Jumat 26 Jul 2019 19:07 WIB

Kemarau Ekstrem, Petani Cabai Beli Air untuk Jaga Produksi

Pemerintah perlu membangun resi gudang untuk menyeimbangkan suplai dan permintaan.

Rep: Imas Damayanti/ Red: Friska Yolanda
Harga Cabai Naik. Pembeli memilih cabai di Pasar Inpres Senen, Jakarta Pusat, Ahad (21/7).
Foto: Fakhri Hermansyah
Harga Cabai Naik. Pembeli memilih cabai di Pasar Inpres Senen, Jakarta Pusat, Ahad (21/7).

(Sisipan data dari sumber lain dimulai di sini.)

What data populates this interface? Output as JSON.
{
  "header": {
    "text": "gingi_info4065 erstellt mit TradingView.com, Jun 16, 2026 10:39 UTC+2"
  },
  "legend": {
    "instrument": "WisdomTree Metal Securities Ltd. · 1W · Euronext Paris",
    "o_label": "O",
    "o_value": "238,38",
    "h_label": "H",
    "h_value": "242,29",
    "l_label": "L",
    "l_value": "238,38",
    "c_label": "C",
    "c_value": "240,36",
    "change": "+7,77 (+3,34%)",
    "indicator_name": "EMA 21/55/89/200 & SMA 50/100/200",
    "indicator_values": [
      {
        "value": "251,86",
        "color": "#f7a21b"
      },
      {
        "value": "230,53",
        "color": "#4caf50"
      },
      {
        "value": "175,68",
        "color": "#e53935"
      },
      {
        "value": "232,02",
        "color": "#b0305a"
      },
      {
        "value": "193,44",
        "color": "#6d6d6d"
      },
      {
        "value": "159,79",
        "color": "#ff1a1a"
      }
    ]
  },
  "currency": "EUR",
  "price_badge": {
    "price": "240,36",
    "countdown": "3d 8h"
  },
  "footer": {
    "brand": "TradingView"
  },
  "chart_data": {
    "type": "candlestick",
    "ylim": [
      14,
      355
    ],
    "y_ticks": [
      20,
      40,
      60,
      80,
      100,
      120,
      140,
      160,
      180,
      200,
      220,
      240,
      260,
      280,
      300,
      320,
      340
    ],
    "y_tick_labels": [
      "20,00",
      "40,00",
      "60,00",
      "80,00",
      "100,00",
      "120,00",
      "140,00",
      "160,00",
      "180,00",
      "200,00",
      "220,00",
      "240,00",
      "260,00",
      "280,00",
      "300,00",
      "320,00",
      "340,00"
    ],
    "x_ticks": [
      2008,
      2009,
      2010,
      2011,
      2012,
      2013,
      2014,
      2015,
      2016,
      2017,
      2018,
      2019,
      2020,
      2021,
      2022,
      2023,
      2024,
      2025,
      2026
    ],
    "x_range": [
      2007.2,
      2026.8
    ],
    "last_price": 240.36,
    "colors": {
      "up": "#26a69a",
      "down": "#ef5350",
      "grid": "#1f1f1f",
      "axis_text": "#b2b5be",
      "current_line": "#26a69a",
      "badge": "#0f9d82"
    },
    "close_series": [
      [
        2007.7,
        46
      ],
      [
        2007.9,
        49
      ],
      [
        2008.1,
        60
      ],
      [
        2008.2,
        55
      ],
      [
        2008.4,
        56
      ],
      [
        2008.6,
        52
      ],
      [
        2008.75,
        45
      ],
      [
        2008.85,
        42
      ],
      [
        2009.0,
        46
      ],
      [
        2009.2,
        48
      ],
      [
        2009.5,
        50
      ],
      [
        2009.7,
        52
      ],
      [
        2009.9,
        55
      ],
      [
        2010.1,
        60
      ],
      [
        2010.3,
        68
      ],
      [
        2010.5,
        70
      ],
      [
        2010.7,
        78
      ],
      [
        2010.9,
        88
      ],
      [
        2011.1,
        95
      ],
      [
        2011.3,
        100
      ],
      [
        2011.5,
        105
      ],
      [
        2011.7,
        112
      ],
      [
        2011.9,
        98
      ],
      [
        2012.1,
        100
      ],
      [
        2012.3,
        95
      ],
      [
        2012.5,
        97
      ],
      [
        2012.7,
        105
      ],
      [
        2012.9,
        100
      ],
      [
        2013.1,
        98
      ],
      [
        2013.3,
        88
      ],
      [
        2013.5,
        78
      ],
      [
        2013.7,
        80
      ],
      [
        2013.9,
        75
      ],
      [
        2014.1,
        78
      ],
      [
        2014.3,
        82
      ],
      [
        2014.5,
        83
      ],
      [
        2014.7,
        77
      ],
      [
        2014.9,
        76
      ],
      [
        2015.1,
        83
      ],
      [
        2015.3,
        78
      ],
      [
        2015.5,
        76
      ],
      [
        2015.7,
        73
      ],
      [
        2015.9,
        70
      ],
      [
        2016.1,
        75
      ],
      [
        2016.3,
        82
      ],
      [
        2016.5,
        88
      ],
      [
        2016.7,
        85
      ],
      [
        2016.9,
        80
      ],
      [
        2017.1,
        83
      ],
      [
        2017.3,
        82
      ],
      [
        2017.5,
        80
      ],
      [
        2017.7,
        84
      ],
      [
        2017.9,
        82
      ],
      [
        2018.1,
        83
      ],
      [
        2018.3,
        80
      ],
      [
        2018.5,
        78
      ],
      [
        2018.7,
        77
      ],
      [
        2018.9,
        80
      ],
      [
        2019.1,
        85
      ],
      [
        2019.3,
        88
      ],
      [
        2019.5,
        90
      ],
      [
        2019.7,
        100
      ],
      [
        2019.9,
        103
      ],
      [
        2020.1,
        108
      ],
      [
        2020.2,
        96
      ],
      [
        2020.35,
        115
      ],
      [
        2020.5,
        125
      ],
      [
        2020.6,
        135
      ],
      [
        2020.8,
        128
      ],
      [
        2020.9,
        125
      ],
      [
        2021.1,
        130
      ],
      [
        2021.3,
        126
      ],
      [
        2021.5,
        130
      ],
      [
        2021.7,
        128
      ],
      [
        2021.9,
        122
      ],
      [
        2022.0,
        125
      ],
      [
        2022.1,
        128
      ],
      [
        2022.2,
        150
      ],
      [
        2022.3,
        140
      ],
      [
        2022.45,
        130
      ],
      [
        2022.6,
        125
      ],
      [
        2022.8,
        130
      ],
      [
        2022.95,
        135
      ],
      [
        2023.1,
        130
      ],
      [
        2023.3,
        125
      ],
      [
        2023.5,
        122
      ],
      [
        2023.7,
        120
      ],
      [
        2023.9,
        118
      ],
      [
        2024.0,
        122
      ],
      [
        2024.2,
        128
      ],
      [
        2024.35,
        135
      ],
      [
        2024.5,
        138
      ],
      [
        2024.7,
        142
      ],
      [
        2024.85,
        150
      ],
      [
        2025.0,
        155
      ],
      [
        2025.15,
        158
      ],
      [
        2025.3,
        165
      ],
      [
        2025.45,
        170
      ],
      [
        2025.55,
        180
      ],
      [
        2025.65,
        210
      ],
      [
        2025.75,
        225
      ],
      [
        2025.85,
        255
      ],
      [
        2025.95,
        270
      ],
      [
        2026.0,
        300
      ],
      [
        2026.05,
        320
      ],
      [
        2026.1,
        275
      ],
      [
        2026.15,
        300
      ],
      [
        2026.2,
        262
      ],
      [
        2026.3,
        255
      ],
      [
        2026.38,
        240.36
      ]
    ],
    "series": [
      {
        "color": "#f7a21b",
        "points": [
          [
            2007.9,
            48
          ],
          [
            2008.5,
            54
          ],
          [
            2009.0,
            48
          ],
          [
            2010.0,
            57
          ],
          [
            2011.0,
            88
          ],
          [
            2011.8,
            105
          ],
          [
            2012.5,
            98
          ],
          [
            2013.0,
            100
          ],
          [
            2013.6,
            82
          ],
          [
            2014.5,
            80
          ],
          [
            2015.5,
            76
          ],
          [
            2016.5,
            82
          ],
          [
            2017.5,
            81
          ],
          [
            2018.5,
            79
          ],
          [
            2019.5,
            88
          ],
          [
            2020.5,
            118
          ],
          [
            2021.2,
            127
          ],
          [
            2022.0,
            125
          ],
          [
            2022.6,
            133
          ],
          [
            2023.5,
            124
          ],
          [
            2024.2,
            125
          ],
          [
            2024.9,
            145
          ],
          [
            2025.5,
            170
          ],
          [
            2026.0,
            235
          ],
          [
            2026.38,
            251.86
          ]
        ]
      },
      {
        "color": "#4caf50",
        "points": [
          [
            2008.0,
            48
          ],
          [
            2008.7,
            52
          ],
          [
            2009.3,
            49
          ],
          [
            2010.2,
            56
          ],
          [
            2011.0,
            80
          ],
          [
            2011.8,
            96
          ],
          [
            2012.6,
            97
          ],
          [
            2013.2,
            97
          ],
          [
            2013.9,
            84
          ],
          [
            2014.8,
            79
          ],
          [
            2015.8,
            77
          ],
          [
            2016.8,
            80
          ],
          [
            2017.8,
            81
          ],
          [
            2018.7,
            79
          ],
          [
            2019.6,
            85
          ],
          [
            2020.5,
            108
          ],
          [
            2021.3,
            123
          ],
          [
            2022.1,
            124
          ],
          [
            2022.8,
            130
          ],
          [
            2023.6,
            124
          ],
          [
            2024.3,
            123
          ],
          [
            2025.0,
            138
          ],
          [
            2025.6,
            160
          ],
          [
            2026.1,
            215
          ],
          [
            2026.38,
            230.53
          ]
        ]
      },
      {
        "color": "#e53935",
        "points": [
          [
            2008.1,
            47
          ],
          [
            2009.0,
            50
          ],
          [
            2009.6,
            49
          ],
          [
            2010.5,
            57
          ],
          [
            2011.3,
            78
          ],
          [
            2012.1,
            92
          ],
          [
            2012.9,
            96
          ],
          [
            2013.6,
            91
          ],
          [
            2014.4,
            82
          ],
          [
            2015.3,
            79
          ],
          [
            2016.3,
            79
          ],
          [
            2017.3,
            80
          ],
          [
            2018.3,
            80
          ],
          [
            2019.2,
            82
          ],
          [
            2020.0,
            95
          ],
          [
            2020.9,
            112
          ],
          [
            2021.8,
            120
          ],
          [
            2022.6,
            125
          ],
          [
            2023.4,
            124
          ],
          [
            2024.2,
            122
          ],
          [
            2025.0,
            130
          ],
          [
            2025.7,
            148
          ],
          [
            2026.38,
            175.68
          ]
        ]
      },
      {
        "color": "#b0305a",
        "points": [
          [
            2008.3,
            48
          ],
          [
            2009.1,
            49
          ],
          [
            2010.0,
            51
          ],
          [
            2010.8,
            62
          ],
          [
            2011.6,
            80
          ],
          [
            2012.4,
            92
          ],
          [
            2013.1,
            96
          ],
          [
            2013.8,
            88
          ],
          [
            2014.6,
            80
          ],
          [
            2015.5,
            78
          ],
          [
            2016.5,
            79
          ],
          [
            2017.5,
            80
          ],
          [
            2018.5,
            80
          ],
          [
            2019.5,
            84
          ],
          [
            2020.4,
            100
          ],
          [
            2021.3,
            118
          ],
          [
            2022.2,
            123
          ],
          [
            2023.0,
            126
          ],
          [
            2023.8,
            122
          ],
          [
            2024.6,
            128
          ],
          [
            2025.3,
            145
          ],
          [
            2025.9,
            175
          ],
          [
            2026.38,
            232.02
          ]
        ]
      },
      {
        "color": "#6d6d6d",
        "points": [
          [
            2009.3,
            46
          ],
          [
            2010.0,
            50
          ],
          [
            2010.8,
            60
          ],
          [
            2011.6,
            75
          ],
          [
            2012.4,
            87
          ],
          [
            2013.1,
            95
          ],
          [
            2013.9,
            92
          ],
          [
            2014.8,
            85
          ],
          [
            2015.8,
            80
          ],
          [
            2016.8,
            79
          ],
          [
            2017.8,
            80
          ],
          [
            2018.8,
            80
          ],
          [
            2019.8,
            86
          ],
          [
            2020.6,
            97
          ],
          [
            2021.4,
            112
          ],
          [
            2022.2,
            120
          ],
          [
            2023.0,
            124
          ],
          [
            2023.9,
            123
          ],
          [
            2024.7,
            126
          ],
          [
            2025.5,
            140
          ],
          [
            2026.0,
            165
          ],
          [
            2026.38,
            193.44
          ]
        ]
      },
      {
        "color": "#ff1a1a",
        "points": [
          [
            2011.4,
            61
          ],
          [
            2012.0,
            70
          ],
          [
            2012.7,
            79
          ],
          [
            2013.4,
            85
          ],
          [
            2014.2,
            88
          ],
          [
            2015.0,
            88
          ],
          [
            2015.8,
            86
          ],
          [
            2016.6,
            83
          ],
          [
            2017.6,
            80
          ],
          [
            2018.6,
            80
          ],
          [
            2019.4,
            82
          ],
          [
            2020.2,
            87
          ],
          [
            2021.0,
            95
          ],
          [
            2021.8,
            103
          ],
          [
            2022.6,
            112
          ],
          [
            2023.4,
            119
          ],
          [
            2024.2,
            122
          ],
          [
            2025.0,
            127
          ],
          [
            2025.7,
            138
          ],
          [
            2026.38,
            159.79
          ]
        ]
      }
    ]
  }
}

REPUBLIKA.CO.ID, JAKARTA -- Tak hanya lahan pertanian padi yang terimbas dari kemarau panjang, kemarau juga berdampak pada minimnya pasokan air bagi para petani cabai di sejumlah sentra produksi. Yang paling ekstrem, sejumlah petani di wilayah sentra cabai di Jawa membeli air tangki guna menjaga produksi tanaman cabainya.

Kasubdit Aneka Cabai dan Sayuran Buah Direktorat Jenderal Tanaman Hortikultura, Kementerian Pertanian (Kementan), Mardiyah Hayati mengatakan, saat ini sejumlah petani di wilayah sentra cabai mengeluhkan pasokan air yang minim. Kemarau yang panjang membuat sejumlah petani memutar otak mencari alternatif suplai air yang ada, sebab sejumlah sumber air yang ada telah kering.

Baca Juga

“Yang ekstrem bahkan ada (petani) yang beli air tangki. Itu (yang beli air) di Malang, Cianjur, dan Blitar,” kata Mardiyah saat dihubungi Republika.co.id, Jumat (26/7).

Mardiyah mengatakan, apabila tersedia suplai air dari sumber-sumber yang berada dekat dari wilayah tanam cabai, hal itu masih dapat diupayakan dengan teknik pipanisasi. Sehingga air dari sumber mata air dapat mengaliri tanaman. Realitanya, jarak lahan tanam yang jauh dari sumber mata air serta tren mengeringnya sumber air itu menyebabkan petani kesulitan mendapatkan pasokan air.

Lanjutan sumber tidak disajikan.